「トイレ?」

「見てていいよ。行ってきます」

「ありがと! 行ってらっしゃーい」

 トイレをすませ教室に戻ると、愛大はプリントの表ではなく裏の白紙部分を見ていた。血の気が引いた。

「ちょ、待って、見ないでっ!」

 忘れていた! 裏には自作の詩が書いてある。授業は一応聞いているけど歴史の授業は退屈でつい余計な落書きをしてしまう。小学生の頃からのクセだった。中学の時は高校受験を意識していたのでこのクセをわりと抑えていられたけどたまにやってしまったし、最近は良くも悪くも気持ちが緩みやすくうっかり夢中で書いてしまった。
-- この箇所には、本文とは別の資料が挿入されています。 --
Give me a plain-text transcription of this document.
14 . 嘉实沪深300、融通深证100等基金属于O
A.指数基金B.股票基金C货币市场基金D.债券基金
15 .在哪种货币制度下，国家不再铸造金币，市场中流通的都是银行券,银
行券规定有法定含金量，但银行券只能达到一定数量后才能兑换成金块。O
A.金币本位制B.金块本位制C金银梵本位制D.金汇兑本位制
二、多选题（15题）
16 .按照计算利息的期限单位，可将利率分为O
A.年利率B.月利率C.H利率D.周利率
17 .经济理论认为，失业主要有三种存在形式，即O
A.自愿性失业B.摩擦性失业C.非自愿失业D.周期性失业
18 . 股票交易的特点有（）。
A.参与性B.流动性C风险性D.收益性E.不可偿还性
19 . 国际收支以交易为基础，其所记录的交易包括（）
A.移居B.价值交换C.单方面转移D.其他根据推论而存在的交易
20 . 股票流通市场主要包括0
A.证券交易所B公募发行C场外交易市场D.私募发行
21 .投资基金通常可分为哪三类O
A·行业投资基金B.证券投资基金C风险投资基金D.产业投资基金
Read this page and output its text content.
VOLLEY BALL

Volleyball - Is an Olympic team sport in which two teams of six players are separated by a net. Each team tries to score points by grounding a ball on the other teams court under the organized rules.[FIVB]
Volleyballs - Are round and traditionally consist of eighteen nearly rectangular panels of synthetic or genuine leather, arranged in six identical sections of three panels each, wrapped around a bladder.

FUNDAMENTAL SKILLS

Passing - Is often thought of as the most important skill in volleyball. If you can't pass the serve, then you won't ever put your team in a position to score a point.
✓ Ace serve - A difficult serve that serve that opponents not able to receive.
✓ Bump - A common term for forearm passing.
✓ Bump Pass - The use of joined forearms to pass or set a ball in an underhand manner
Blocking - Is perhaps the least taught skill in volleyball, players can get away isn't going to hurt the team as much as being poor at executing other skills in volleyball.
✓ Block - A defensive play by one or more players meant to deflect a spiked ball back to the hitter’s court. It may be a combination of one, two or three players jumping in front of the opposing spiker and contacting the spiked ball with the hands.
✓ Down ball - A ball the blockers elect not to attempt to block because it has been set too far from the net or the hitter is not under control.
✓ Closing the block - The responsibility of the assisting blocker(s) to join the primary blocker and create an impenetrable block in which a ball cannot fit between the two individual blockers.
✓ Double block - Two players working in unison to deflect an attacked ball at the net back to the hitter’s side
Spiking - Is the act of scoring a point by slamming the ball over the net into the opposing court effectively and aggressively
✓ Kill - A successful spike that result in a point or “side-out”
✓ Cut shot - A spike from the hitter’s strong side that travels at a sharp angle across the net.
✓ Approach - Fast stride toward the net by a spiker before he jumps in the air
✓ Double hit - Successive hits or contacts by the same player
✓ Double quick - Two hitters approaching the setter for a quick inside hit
「すごいよ、これ。こんな綺麗な詩、アタシは書けない」

 お世辞じゃなく本気で褒めてくれているのが伝わってきた。そんな風に言ってもらえるのは初めてだった。

「違う、それは……。下手の横好きっていうか。笑えるよね」

「そんなことない。下手な詩だったらこんなに引き込まれないよ。涼は才能あると思う。アタシこの詩に曲をつけたい」

 言いながら、愛大は短い詩を何度も繰り返し読んでいた。

 小学校低学年の頃だったと思う。ノートの隅に書いた詩をたまたまお母さんに見られてしまった。

『何これ。意味分からないんだけど』

 投げやりな感じでお母さんは言った。愛されたい気持ちを花の変化に喩えて綴った詩だった。直接的な表現はしなかったから意味が通じないのも仕方ない。それでもショックだった。お母さんにだけは伝わってほしかった。